8:55–9:00 — set up tomorrow. "Our agent is now smart, safe, and coherent — but it's mortal. One Ctrl-C, one crash, and everything is gone. Tomorrow: durability — how to make an agent that survives death."

A note on running behind

You will run behind. Every mentor does. Here is the triage order, memorize it: cut theory before you cut the build; cut the break-it demo before you cut the checkpoint questions; never cut the aha moment.
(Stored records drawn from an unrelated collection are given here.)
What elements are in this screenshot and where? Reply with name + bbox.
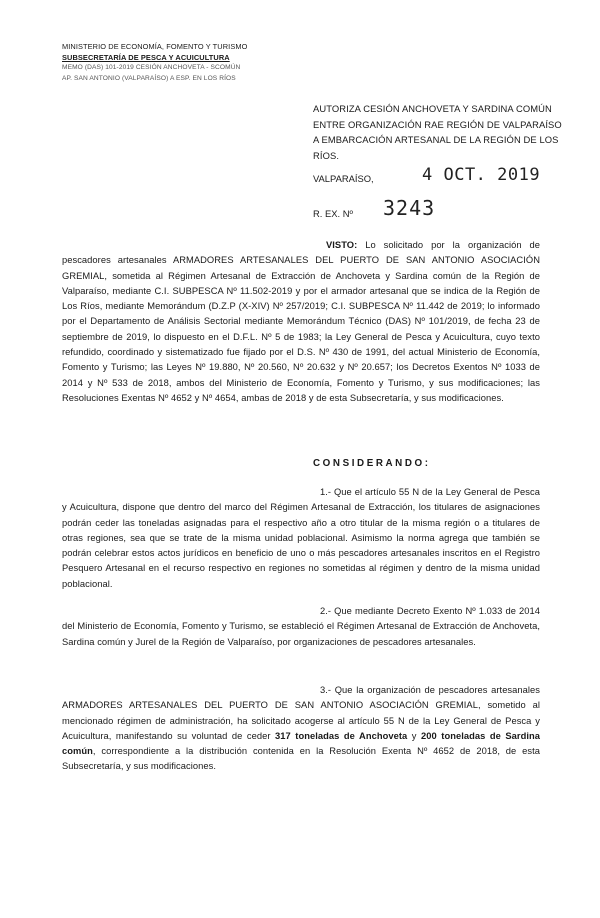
- subsecretaria-name: SUBSECRETARÍA DE PESCA Y ACUICULTURA: [62, 52, 230, 62]
- considerando-2: [62, 604, 540, 650]
- considerando-heading: CONSIDERANDO:: [313, 458, 431, 469]
- considerando-3: [62, 683, 540, 775]
- letterhead: [62, 42, 282, 84]
- visto-paragraph: [62, 238, 540, 406]
- visto-text: Lo solicitado por la organización de pescadores artesanales ARMADORES ARTESANALES DEL PUERTO DE SAN ANTONIO ASOCIACIÓN GREMIAL, sometida al Régimen Artesanal de Extracción de Anchoveta y Sardina común de la Región de Valparaíso, mediante C.I. SUBPESCA Nº 11.502-2019 y por el armador artesanal que se indica de la Región de Los Ríos, mediante Memorándum (D.Z.P (X-XIV) Nº 257/2019; C.I. SUBPESCA Nº 11.442 de 2019; lo informado por el Departamento de Análisis Sectorial mediante Memorándum Técnico (DAS) Nº 101/2019, de fecha 23 de septiembre de 2019, lo dispuesto en el D.F.L. Nº 5 de 1983; la Ley General de Pesca y Acuicultura, cuyo texto refundido, coordinado y sistematizado fue fijado por el D.S. Nº 430 de 1991, del actual Ministerio de Economía, Fomento y Turismo; las Leyes Nº 19.880, Nº 20.560, Nº 20.632 y Nº 20.657; los Decretos Exentos Nº 1033 de 2014 y Nº 533 de 2018, ambos del Ministerio de Economía, Fomento y Turismo, y sus modificaciones; las Resoluciones Exentas Nº 4652 y Nº 4654, ambas de 2018 y de esta Subsecretaría, y sus modificaciones.: [62, 240, 540, 403]
- considerando-2-text: 2.- Que mediante Decreto Exento Nº 1.033 de 2014 del Ministerio de Economía, Fomento y Turismo, se estableció el Régimen Artesanal de Extracción de Anchoveta, Sardina común y Jurel de la Región de Valparaíso, por organizaciones de pescadores artesanales.: [62, 606, 540, 647]
- resolution-number-label: R. EX. Nº: [313, 208, 353, 219]
- memo-reference-line-2: AP. SAN ANTONIO (VALPARAÍSO) A ESP. EN LOS RÍOS: [62, 74, 236, 82]
- considerando-3-text-b: y: [407, 730, 422, 741]
- anchoveta-tonnage: 317 toneladas de Anchoveta: [275, 730, 408, 741]
- resolution-number: 3243: [383, 196, 436, 220]
- place-label: VALPARAÍSO,: [313, 173, 374, 184]
- memo-reference-line-1: MEMO (DAS) 101-2019 CESIÓN ANCHOVETA - SCOMÚN: [62, 64, 241, 71]
- considerando-1: [62, 485, 540, 592]
- resolution-title: AUTORIZA CESIÓN ANCHOVETA Y SARDINA COMÚN ENTRE ORGANIZACIÓN RAE REGIÓN DE VALPARAÍSO A EMBARCACIÓN ARTESANAL DE LA REGIÓN DE LOS RÍOS.: [313, 103, 562, 161]
- considerando-1-text: 1.- Que el artículo 55 N de la Ley General de Pesca y Acuicultura, dispone que dentro del marco del Régimen Artesanal de Extracción, los titulares de asignaciones podrán ceder las toneladas asignadas para el respectivo año a otro titular de la misma región o a titulares de otras regiones, sea que se trate de la misma unidad poblacional. Asimismo la norma agrega que también se podrán celebrar estos actos jurídicos en beneficio de uno o más pescadores artesanales inscritos en el Registro Pesquero Artesanal en el recurso respectivo en regiones no sometidas al régimen y dentro de la misma unidad poblacional.: [62, 487, 540, 589]
- considerando-3-text-c: , correspondiente a la distribución contenida en la Resolución Exenta Nº 4652 de 2018, de esta Subsecretaría, y sus modificaciones.: [62, 746, 540, 772]
- ministry-name: MINISTERIO DE ECONOMÍA, FOMENTO Y TURISMO: [62, 42, 248, 51]
- considerando-3-text-a: 3.- Que la organización de pescadores artesanales ARMADORES ARTESANALES DEL PUERTO DE SAN ANTONIO ASOCIACIÓN GREMIAL, sometido al mencionado régimen de administración, ha solicitado acogerse al artículo 55 N de la Ley General de Pesca y Acuicultura, manifestando su voluntad de ceder: [62, 685, 540, 741]
- resolution-date: 4 OCT. 2019: [422, 165, 541, 185]
- sardina-tonnage: 200 toneladas de Sardina común: [62, 730, 541, 757]
- visto-label: VISTO:: [326, 240, 358, 250]
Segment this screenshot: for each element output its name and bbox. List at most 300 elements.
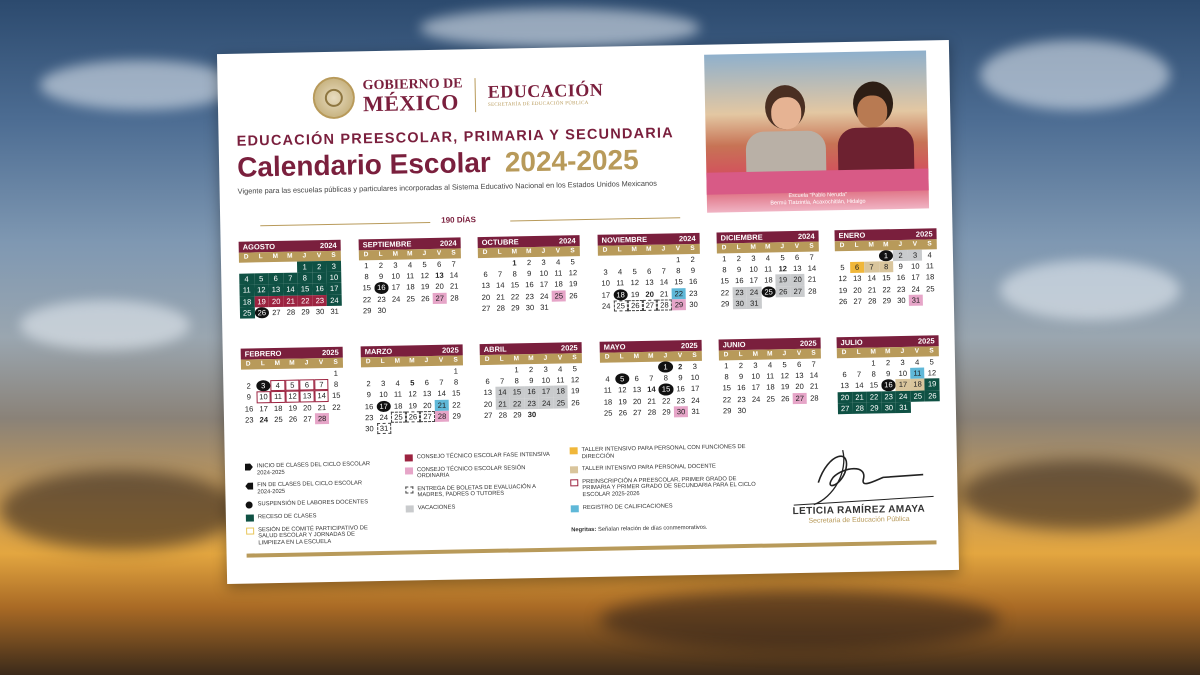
day-cell: 13 xyxy=(483,388,493,398)
gray-swatch-icon xyxy=(406,505,414,512)
day-cell: 6 xyxy=(436,259,442,269)
legend-item xyxy=(571,501,761,511)
empty-day xyxy=(851,358,866,369)
weekday-label: J xyxy=(302,252,307,260)
month-year: 2025 xyxy=(560,343,578,353)
day-cell: 5 xyxy=(615,373,630,384)
weekday-label: D xyxy=(243,253,249,261)
start-swatch-icon xyxy=(245,463,253,470)
empty-day xyxy=(239,262,254,273)
weekday-label: V xyxy=(318,359,324,367)
month-year: 2025 xyxy=(321,347,339,358)
day-cell: 4 xyxy=(558,364,563,374)
day-cell: 8 xyxy=(663,373,669,383)
day-cell: 19 xyxy=(420,282,430,292)
weekday-label: D xyxy=(602,246,608,254)
day-cell: 30 xyxy=(377,305,387,315)
day-cell: 19 xyxy=(570,386,580,396)
day-cell: 3 xyxy=(256,380,271,391)
day-cell: 12 xyxy=(408,389,417,399)
day-cell: 17 xyxy=(690,384,700,394)
day-cell: 10 xyxy=(391,271,401,281)
day-cell: 25 xyxy=(761,286,776,297)
day-cell: 27 xyxy=(303,414,312,424)
month-febrero xyxy=(241,347,344,426)
day-cell: 20 xyxy=(435,282,444,292)
day-cell: 22 xyxy=(661,395,671,406)
day-cell: 6 xyxy=(483,270,488,280)
header-logos xyxy=(312,72,603,120)
empty-day xyxy=(642,255,657,266)
month-name: JULIO xyxy=(840,337,863,348)
month-name: MAYO xyxy=(603,342,626,352)
empty-day xyxy=(419,366,434,377)
day-cell: 24 xyxy=(259,414,269,425)
day-cell: 28 xyxy=(647,407,657,417)
day-cell: 30 xyxy=(525,302,535,312)
day-cell: 18 xyxy=(766,382,775,392)
day-cell: 18 xyxy=(554,279,563,290)
day-cell: 30 xyxy=(674,406,689,417)
day-cell: 1 xyxy=(658,361,673,372)
day-cell: 27 xyxy=(420,411,435,422)
day-cell: 3 xyxy=(900,357,905,368)
day-cell: 11 xyxy=(925,261,934,271)
day-cell: 10 xyxy=(749,264,758,275)
day-cell: 22 xyxy=(510,398,525,409)
day-cell: 19 xyxy=(776,274,791,285)
subtitle: Vigente para las escuelas públicas y particulares incorporadas al Sistema Educativo Nacional en los Estados Unidos Mexicanos xyxy=(237,178,657,196)
month-year: 2024 xyxy=(558,236,576,246)
weekday-label: J xyxy=(424,357,429,365)
day-cell: 13 xyxy=(793,264,802,274)
day-cell: 7 xyxy=(451,259,456,269)
day-cell: 30 xyxy=(732,298,747,309)
weekday-label: M xyxy=(513,355,520,363)
day-cell: 14 xyxy=(809,370,819,380)
day-cell: 29 xyxy=(511,303,520,313)
month-name: NOVIEMBRE xyxy=(601,234,648,245)
day-cell: 5 xyxy=(782,360,787,370)
empty-day xyxy=(835,251,850,262)
day-cell: 9 xyxy=(378,272,384,282)
day-cell: 15 xyxy=(674,277,683,287)
weekday-label: J xyxy=(661,245,666,253)
day-cell: 14 xyxy=(807,263,817,273)
day-cell: 12 xyxy=(838,274,847,284)
day-cell: 14 xyxy=(855,381,864,391)
day-cell: 8 xyxy=(364,272,369,282)
day-cell: 22 xyxy=(722,394,732,404)
day-cell: 9 xyxy=(736,265,742,275)
day-cell: 12 xyxy=(568,268,578,278)
weekday-label: S xyxy=(692,351,697,360)
empty-day xyxy=(478,258,493,269)
day-cell: 23 xyxy=(676,395,686,405)
month-name: JUNIO xyxy=(722,339,746,350)
day-cell: 27 xyxy=(838,403,853,414)
day-grid xyxy=(600,361,703,419)
school-year: 2024-2025 xyxy=(504,144,639,178)
day-cell: 7 xyxy=(649,373,654,384)
empty-day xyxy=(270,369,285,380)
empty-day xyxy=(283,262,298,273)
day-cell: 9 xyxy=(527,269,532,279)
day-cell: 24 xyxy=(896,390,911,401)
empty-day xyxy=(849,251,864,262)
empty-day xyxy=(480,365,495,376)
day-cell: 30 xyxy=(737,405,747,415)
day-cell: 2 xyxy=(677,362,683,372)
day-cell: 21 xyxy=(647,396,657,406)
legend-item xyxy=(570,444,760,461)
weekday-label: D xyxy=(839,242,845,250)
day-cell: 18 xyxy=(764,275,773,285)
day-cell: 21 xyxy=(283,295,298,306)
month-name: OCTUBRE xyxy=(481,237,519,248)
day-cell: 11 xyxy=(766,371,775,381)
month-name: AGOSTO xyxy=(242,241,276,252)
day-cell: 26 xyxy=(254,307,269,318)
day-grid xyxy=(241,368,344,426)
pink-swatch-icon xyxy=(405,467,413,474)
day-cell: 4 xyxy=(407,260,413,270)
day-grid xyxy=(719,359,822,417)
day-cell: 15 xyxy=(510,387,525,398)
day-cell: 18 xyxy=(553,386,568,397)
day-cell: 24 xyxy=(751,394,761,404)
day-grid xyxy=(239,261,342,319)
day-cell: 15 xyxy=(882,273,891,283)
day-cell: 16 xyxy=(734,276,744,286)
weekday-label: V xyxy=(794,242,800,251)
day-cell: 26 xyxy=(406,411,421,422)
day-cell: 29 xyxy=(867,402,882,413)
empty-day xyxy=(612,255,627,266)
day-cell: 5 xyxy=(254,273,269,284)
day-cell: 31 xyxy=(909,294,924,305)
day-cell: 12 xyxy=(780,371,790,381)
day-cell: 16 xyxy=(737,383,746,393)
weekday-label: M xyxy=(633,353,640,361)
day-cell: 8 xyxy=(871,369,876,379)
day-cell: 12 xyxy=(778,264,788,274)
day-cell: 16 xyxy=(364,401,374,411)
day-cell: 29 xyxy=(722,406,732,416)
weekday-label: M xyxy=(407,250,413,258)
day-cell: 20 xyxy=(423,400,432,410)
day-cell: 2 xyxy=(736,254,742,264)
educacion-logo: EDUCACIÓN SECRETARÍA DE EDUCACIÓN PÚBLICA xyxy=(487,79,604,108)
weekday-label: D xyxy=(363,251,369,259)
legend-text: CONSEJO TÉCNICO ESCOLAR SESIÓN ORDINARIA xyxy=(416,464,526,480)
month-year: 2024 xyxy=(797,231,815,241)
day-cell: 3 xyxy=(753,360,758,370)
day-cell: 5 xyxy=(840,263,845,273)
day-cell: 8 xyxy=(297,272,312,283)
weekday-label: M xyxy=(394,357,401,365)
day-cell: 6 xyxy=(842,370,847,380)
day-cell: 30 xyxy=(315,306,325,316)
day-cell: 18 xyxy=(603,397,613,407)
day-cell: 4 xyxy=(914,357,920,367)
day-cell: 10 xyxy=(898,369,908,379)
day-cell: 19 xyxy=(408,400,418,411)
weekday-label: V xyxy=(436,249,442,257)
empty-day xyxy=(314,368,329,379)
day-cell: 1 xyxy=(514,365,519,375)
day-cell: 3 xyxy=(326,261,341,272)
day-cell: 20 xyxy=(790,274,805,285)
day-cell: 7 xyxy=(283,273,298,284)
day-cell: 14 xyxy=(495,387,510,398)
day-cell: 31 xyxy=(540,302,549,312)
day-cell: 29 xyxy=(301,307,310,317)
weekday-label: J xyxy=(900,347,905,356)
weekday-label: V xyxy=(675,245,681,253)
empty-day xyxy=(493,258,508,269)
day-cell: 12 xyxy=(927,368,937,378)
empty-day xyxy=(376,367,391,378)
day-cell: 31 xyxy=(691,406,700,416)
day-cell: 9 xyxy=(738,372,744,382)
dot-swatch-icon xyxy=(246,502,253,509)
empty-day xyxy=(434,366,449,377)
green-swatch-icon xyxy=(246,514,254,521)
day-cell: 17 xyxy=(896,379,911,390)
weekday-label: L xyxy=(736,244,741,252)
day-cell: 20 xyxy=(795,382,804,392)
month-julio xyxy=(837,335,940,414)
day-grid xyxy=(361,365,464,434)
day-cell: 4 xyxy=(765,253,771,263)
legend-text: RECESO DE CLASES xyxy=(257,513,317,521)
day-cell: 27 xyxy=(483,410,493,420)
day-cell: 3 xyxy=(603,267,608,277)
empty-day xyxy=(656,254,671,265)
day-cell: 26 xyxy=(838,296,848,306)
month-year: 2025 xyxy=(917,336,935,346)
day-cell: 1 xyxy=(871,358,876,368)
logo-divider xyxy=(474,78,476,112)
day-cell: 27 xyxy=(853,296,863,306)
day-cell: 8 xyxy=(512,269,517,279)
day-cell: 18 xyxy=(273,403,283,413)
day-cell: 19 xyxy=(838,285,848,295)
yellow-swatch-icon xyxy=(570,447,578,454)
day-cell: 26 xyxy=(618,408,628,418)
weekday-label: L xyxy=(499,355,504,363)
empty-day xyxy=(837,358,852,369)
day-cell: 2 xyxy=(378,260,384,271)
day-cell: 25 xyxy=(551,290,566,301)
month-name: ENERO xyxy=(838,230,866,241)
day-cell: 13 xyxy=(269,284,284,295)
day-cell: 25 xyxy=(391,411,406,422)
day-cell: 7 xyxy=(809,252,814,262)
day-cell: 8 xyxy=(333,379,339,390)
day-cell: 11 xyxy=(616,278,625,288)
day-cell: 28 xyxy=(496,303,506,313)
day-cell: 19 xyxy=(630,289,640,299)
weekday-label: J xyxy=(898,240,903,249)
day-cell: 7 xyxy=(314,379,329,390)
maroon-swatch-icon xyxy=(405,454,413,461)
day-cell: 5 xyxy=(632,267,637,277)
weekday-label: S xyxy=(811,349,816,357)
day-cell: 20 xyxy=(838,392,853,403)
day-cell: 1 xyxy=(453,366,459,376)
legend-item xyxy=(246,512,374,521)
end-swatch-icon xyxy=(245,483,253,490)
dashed-swatch-icon xyxy=(405,486,413,493)
legend-text: PREINSCRIPCIÓN A PREESCOLAR, PRIMER GRADO DE PRIMARIA Y PRIMER GRADO DE SECUNDARIA PARA EL CICLO ESCOLAR 2025-2026 xyxy=(582,475,756,499)
month-septiembre xyxy=(359,237,462,316)
day-cell: 9 xyxy=(690,266,696,276)
day-cell: 8 xyxy=(724,372,729,382)
weekday-label: L xyxy=(258,253,263,261)
day-grid xyxy=(598,254,701,312)
weekday-label: V xyxy=(796,349,802,357)
weekday-label: S xyxy=(453,356,458,364)
day-cell: 9 xyxy=(678,373,683,383)
day-cell: 27 xyxy=(633,407,642,417)
day-cell: 10 xyxy=(690,373,700,383)
day-cell: 10 xyxy=(327,272,342,283)
day-cell: 7 xyxy=(497,269,503,279)
day-grid xyxy=(478,256,581,314)
day-cell: 14 xyxy=(437,389,446,399)
day-cell: 16 xyxy=(524,386,539,397)
day-cell: 15 xyxy=(869,380,879,390)
day-cell: 29 xyxy=(882,295,892,306)
day-cell: 1 xyxy=(879,250,894,261)
day-cell: 4 xyxy=(395,378,400,388)
empty-day xyxy=(644,362,659,373)
day-cell: 1 xyxy=(722,254,727,264)
month-marzo xyxy=(361,344,465,434)
day-cell: 28 xyxy=(852,402,867,413)
day-cell: 8 xyxy=(676,266,681,276)
day-cell: 17 xyxy=(911,273,920,283)
day-cell: 28 xyxy=(810,393,819,403)
day-cell: 26 xyxy=(776,286,791,297)
day-cell: 25 xyxy=(406,293,416,304)
month-year: 2025 xyxy=(915,229,933,239)
day-cell: 14 xyxy=(496,280,505,291)
day-cell: 21 xyxy=(809,381,819,392)
weekday-label: S xyxy=(331,251,336,259)
day-cell: 10 xyxy=(601,278,611,289)
day-cell: 20 xyxy=(483,399,493,409)
month-year: 2025 xyxy=(680,340,698,351)
weekday-label: L xyxy=(738,351,743,359)
day-cell: 7 xyxy=(864,262,879,273)
day-cell: 13 xyxy=(795,371,804,381)
weekday-label: L xyxy=(260,360,265,368)
day-cell: 13 xyxy=(840,381,850,391)
month-octubre xyxy=(478,235,581,314)
day-cell: 16 xyxy=(374,282,389,293)
legend-text: SUSPENSIÓN DE LABORES DOCENTES xyxy=(257,499,369,508)
weekday-label: M xyxy=(272,252,279,261)
day-cell: 25 xyxy=(766,393,775,404)
day-cell: 15 xyxy=(720,276,730,286)
day-cell: 25 xyxy=(925,283,935,294)
day-cell: 6 xyxy=(300,379,315,390)
day-cell: 21 xyxy=(659,289,669,299)
day-cell: 23 xyxy=(524,398,539,409)
day-cell: 7 xyxy=(439,377,444,388)
day-cell: 31 xyxy=(896,402,911,413)
day-cell: 17 xyxy=(601,290,611,300)
day-cell: 4 xyxy=(767,360,773,370)
weekday-label: J xyxy=(541,247,546,255)
legend-text: ENTREGA DE BOLETAS DE EVALUACIÓN A MADRES, PADRES O TUTORES xyxy=(417,483,536,499)
month-name: ABRIL xyxy=(483,344,507,355)
day-cell: 29 xyxy=(720,299,730,309)
day-cell: 13 xyxy=(300,391,315,402)
day-cell: 16 xyxy=(525,280,534,290)
weekday-label: J xyxy=(782,350,787,358)
day-cell: 26 xyxy=(569,290,578,300)
day-cell: 6 xyxy=(647,266,652,277)
day-cell: 20 xyxy=(645,289,654,299)
month-name: MARZO xyxy=(364,346,393,357)
day-cell: 31 xyxy=(747,297,762,308)
day-cell: 11 xyxy=(239,285,254,296)
day-cell: 5 xyxy=(572,364,577,374)
month-name: FEBRERO xyxy=(244,348,282,359)
day-cell: 28 xyxy=(435,410,450,421)
day-cell: 10 xyxy=(751,371,760,382)
day-cell: 22 xyxy=(671,288,686,299)
gobierno-logo: GOBIERNO DE MÉXICO xyxy=(362,76,463,117)
day-cell: 4 xyxy=(617,267,623,277)
day-cell: 18 xyxy=(925,272,935,282)
day-cell: 24 xyxy=(911,284,921,294)
day-cell: 13 xyxy=(645,278,654,288)
blue-swatch-icon xyxy=(571,505,579,512)
day-cell: 14 xyxy=(659,277,669,287)
weekday-label: M xyxy=(274,359,281,368)
day-cell: 9 xyxy=(366,390,372,400)
national-seal-icon xyxy=(312,76,355,119)
day-cell: 22 xyxy=(332,402,341,412)
day-cell: 15 xyxy=(362,283,372,293)
day-cell: 17 xyxy=(327,283,342,294)
day-cell: 22 xyxy=(452,400,461,410)
weekday-label: M xyxy=(646,245,652,253)
legend-item xyxy=(405,483,555,499)
weekday-label: S xyxy=(572,354,577,362)
photo-caption: Escuela "Pablo Neruda" Bermú Tlatzintla, Acaxochitlán, Hidalgo xyxy=(770,192,866,207)
day-cell: 22 xyxy=(867,391,882,402)
day-cell: 11 xyxy=(556,375,565,385)
red-outline-swatch-icon xyxy=(570,479,578,486)
weekday-label: M xyxy=(765,243,771,251)
day-cell: 21 xyxy=(317,402,327,412)
legend-text: SESIÓN DE COMITÉ PARTICIPATIVO DE SALUD ESCOLAR Y JORNADAS DE LIMPIEZA EN LA ESCUELA xyxy=(258,524,368,547)
day-cell: 12 xyxy=(285,391,300,402)
day-cell: 2 xyxy=(246,381,251,391)
signer-block xyxy=(774,503,944,525)
empty-day xyxy=(864,250,879,261)
day-cell: 14 xyxy=(283,284,298,295)
day-cell: 20 xyxy=(853,285,862,295)
day-cell: 19 xyxy=(568,279,578,289)
month-year: 2025 xyxy=(441,345,459,355)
The aha — the agent's second lap, the blocked command, the shrinking token count — is the one thing a student remembers a week later. Protect it above all else.

🎤 Say this at the board
If you're at 8:20 and you haven't started the break-it demo, say this out loud and move on: "We're going to skip breaking it today and trust me that it breaks — instead let's make sure you can each explain what we built." Then go straight to checkpoint questions. Honesty about the clock builds trust; rushing the build to cram everything in destroys it.

You can now teach

  • The shared six-waypoint skeleton of every 7–9 AM morning, and why the live build is the one block you never let shrink.
  • Day 1 (the loop) block by block: brain-in-a-jar → cook-and-pan metaphor → build the bare harness live → break the stop condition → the "second lap without you" aha.
  • Day 2 (tools + guardrails) block by block: the job-application-form and bank-teller metaphors → build the gate pipeline as an upgrade → block a dangerous command live → the seatbelt-clicks aha.
  • Day 3 (the context engine) block by block: the fixed-whiteboard metaphor → the 200k-token budget arithmetic → build counter + clip/dedup + compaction → the shrinking-token-count aha.
  • The checkpoint questions for each day that reveal whether the load-bearing idea landed (who decides done; walk the gate; why re-send every lap).
  • The triage order for running behind — cut theory, then the break-it demo, but never the aha — and the exact line to say when you're out of time.